When Paul Berkey was growing up, tattoos were taboo — you had to be a certain kind of degenerate to wear them. But in the last decade that’s changed immensely. Now he says, he mostly finds himself tattooing surgeons, lawyers, writers, artists, teachers, people from all walks and aspects of life — people who are drawn to Berkey’s illustrations for their crisp lines, bold imagery, his mastery of color and ability to tackle any concept a client walks through the door with. He’s helping kill the stigma and he’s doing it with style. 

How long have you been tattooing for and how did you get into it? 
I've been tattooing since 2004. I went to the Art Institute here in Denver a million years ago. And while I was in art school, I had people that were ambitious to get tattoos. It was the cool thing to do, we were all fresh out of high school and so I was drawing designs for friends and family. I went with a girlfriend who was getting a tattoo that I had drawn up and I'm watching it being done and next thing you know, I'm ordering a cheap tattoo kit from China.

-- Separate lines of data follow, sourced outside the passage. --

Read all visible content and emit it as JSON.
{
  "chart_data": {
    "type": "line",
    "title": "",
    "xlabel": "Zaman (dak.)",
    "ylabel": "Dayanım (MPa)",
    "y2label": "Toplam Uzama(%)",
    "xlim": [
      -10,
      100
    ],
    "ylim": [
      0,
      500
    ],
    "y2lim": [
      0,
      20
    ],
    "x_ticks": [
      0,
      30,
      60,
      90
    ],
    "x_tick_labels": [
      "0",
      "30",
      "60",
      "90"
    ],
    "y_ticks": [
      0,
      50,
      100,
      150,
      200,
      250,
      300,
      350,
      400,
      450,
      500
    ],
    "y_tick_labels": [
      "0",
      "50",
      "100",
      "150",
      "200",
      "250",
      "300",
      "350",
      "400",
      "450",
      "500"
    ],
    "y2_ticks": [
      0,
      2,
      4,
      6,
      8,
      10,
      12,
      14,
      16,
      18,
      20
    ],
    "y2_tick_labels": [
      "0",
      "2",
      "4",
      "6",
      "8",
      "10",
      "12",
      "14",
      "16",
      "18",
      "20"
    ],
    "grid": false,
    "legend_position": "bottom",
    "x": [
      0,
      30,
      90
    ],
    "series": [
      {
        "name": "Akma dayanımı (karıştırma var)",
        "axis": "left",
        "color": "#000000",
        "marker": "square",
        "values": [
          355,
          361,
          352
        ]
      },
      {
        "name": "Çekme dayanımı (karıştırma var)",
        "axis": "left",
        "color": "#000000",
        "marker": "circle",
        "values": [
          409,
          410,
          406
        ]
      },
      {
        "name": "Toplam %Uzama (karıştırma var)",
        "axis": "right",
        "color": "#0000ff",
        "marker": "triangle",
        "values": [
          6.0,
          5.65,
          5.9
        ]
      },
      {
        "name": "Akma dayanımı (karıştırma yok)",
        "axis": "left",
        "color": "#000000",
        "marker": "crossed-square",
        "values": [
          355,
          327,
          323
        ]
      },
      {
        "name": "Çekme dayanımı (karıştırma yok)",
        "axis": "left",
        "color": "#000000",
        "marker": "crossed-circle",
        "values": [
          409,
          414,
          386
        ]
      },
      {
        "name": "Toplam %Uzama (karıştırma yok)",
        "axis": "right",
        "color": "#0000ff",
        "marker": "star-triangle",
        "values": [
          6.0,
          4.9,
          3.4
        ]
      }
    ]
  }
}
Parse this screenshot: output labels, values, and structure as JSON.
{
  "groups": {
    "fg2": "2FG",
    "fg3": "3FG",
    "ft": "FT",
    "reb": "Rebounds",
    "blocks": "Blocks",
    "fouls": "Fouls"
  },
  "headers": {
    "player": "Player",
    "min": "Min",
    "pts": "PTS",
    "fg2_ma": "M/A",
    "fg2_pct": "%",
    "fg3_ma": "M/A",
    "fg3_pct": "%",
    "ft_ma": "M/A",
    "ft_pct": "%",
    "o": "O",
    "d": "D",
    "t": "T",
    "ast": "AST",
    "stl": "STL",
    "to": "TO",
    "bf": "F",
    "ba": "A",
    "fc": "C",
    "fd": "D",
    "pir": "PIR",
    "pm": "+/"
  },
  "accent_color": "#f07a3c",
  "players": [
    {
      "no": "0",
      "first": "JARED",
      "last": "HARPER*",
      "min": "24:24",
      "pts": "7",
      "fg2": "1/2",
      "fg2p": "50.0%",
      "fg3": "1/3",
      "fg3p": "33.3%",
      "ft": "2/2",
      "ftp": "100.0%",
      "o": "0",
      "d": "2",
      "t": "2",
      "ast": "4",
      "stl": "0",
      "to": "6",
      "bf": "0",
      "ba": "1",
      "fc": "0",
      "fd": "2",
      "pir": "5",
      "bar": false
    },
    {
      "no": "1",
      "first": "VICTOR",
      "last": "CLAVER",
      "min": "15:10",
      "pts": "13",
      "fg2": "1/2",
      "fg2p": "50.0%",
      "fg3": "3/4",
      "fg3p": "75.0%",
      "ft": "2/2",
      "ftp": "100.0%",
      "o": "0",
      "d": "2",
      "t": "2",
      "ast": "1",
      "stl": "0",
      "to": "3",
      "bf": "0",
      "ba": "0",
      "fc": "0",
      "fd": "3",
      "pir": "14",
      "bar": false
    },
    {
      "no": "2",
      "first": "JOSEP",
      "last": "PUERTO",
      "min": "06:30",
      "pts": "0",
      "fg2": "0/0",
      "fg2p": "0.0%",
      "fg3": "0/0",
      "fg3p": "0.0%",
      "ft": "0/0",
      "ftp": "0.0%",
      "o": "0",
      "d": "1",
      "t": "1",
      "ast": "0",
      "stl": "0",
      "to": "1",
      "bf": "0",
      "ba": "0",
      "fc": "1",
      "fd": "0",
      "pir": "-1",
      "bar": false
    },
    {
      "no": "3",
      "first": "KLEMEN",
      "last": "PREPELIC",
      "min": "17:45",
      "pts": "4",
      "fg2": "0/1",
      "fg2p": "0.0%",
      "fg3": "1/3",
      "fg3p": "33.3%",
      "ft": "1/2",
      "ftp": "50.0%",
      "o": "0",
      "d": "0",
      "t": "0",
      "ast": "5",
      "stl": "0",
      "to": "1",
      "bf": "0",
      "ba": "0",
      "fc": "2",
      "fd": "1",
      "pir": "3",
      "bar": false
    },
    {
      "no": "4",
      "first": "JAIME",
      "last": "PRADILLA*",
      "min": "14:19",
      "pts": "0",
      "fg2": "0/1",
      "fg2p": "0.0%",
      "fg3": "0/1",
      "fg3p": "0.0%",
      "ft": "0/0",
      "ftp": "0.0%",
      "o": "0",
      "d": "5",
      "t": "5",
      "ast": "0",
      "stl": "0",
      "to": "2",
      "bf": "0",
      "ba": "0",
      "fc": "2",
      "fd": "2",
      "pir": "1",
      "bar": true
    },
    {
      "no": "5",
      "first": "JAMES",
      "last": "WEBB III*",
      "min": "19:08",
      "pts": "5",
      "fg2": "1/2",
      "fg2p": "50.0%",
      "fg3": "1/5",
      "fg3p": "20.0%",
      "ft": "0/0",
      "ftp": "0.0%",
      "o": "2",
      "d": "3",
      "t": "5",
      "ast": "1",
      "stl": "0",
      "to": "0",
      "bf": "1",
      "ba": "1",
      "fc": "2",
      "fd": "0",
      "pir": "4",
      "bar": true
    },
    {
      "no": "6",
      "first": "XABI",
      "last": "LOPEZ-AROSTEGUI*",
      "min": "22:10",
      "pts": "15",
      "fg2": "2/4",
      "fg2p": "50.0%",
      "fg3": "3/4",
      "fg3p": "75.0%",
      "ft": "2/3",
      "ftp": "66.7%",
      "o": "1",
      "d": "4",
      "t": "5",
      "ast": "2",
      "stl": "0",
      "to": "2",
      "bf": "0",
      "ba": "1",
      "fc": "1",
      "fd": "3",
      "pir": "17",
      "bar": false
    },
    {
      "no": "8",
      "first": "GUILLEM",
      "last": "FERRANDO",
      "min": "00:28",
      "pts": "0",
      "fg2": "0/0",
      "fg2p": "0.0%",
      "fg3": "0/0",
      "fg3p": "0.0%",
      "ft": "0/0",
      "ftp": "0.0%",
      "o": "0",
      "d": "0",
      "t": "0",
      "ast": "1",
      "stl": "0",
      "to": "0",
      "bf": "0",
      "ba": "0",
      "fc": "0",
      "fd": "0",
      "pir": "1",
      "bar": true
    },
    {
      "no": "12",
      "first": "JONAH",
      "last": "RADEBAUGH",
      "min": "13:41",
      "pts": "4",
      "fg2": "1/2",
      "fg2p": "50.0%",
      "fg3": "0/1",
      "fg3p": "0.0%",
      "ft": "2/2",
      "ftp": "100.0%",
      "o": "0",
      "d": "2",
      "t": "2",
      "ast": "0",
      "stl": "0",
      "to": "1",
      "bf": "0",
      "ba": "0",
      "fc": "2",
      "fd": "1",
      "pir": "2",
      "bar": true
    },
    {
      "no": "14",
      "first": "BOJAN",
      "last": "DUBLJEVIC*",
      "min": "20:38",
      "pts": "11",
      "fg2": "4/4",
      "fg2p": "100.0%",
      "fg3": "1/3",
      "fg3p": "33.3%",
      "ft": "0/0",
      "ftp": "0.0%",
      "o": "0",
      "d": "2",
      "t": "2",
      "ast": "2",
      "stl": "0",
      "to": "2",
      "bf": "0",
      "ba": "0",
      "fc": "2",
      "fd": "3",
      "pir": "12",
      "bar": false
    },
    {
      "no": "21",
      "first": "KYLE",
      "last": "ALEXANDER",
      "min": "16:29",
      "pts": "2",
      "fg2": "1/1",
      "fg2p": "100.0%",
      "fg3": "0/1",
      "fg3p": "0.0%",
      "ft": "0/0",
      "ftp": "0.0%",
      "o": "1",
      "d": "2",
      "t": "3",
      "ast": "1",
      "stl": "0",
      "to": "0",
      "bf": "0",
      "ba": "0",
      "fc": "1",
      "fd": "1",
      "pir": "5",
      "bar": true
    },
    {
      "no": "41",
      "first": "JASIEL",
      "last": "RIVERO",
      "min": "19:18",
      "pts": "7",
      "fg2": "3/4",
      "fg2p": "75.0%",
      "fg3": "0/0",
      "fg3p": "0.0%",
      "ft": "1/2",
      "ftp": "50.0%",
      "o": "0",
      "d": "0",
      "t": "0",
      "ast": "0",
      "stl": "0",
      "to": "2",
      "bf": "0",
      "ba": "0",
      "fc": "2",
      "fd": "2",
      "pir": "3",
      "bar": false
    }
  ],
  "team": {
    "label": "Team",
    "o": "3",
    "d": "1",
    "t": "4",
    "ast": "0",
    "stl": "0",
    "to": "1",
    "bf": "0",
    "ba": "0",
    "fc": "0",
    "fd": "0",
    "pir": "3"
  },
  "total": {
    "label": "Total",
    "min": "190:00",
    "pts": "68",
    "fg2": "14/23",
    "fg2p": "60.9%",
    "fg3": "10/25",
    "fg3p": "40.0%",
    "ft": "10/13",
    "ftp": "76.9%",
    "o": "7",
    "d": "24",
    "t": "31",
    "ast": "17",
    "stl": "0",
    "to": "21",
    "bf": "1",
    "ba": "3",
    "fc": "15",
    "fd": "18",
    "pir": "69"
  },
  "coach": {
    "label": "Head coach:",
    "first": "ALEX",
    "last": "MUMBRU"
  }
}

Were you nervous at all to move from paper to skin? 
Yeah, absolutely. The crazy part about tattooing skin is just the high variability. No skin is created equal from person to person, even from one location on the body to another location on the body, the changes are huge. Whether you're tattooing over a shinbone or the squishy area between a rib and a hip — that learning curve is massive, and it came with a lot of freaked out moments. It’s a fairly steep learning curve too, so in the beginning, learning how to work with your tools and learning how to work with something as permanent as needles are going to be, that took a minute. But here we are.
How would you describe your style of art? 
I would say I've got kind of a neo-traditional style with new-school flair. I like to do things with a kind of a graphic arts touch, with a hint of realistic qualities when it comes to shadows and line weights and things.

Where do you tend to draw your inspiration from for original pieces?
It varies. I tend to look at a lot of concept art and a lot of comic books. I like a lot of anime and Japanese art that's done with what might be considered a comic effect. So I think I think I draw a lot of my style and line weights and the way I perceive an image, from those styles. And then obviously I give it my flair.
What are some of your favorite things to tattoo?
I like anything with wings, with leaves, anything under water — I just feel like they are open ended, they don't have a real harsh bind to them. I've been really known for flower work for the last few years and so I do more of that probably than anything else — which is cool. I'm really happy with doing that kind of stuff. It doesn't have a lot of rigid rules.

What's your favorite aspect of tattooing?
Oh, man, there's so many awesome things about tattooing: one, I'm a people person. I really enjoy the connection I get with somebody seeing them for four, five, six hours at a time, sometimes as often as once a month. You’re really altering this person's life; you're changing the way people perceive themselves; you're changing their appearance forever. It's a very intimate setting. You know, somebody is putting that level of trust and value into what you do — I really enjoy that part of my job.
Anything else you want to add?
I guess, just that the typical stereotype and taboo of tattooing has kind of been broken.
I always tell people that bring up, 'what's that going to look like when you're 70?' … Well, what are you saving your 70’s for? Are those the years that you plan on being the pageant winner? You should live your life and put some bookmarks down to remember the years when you could do whatever you wanted.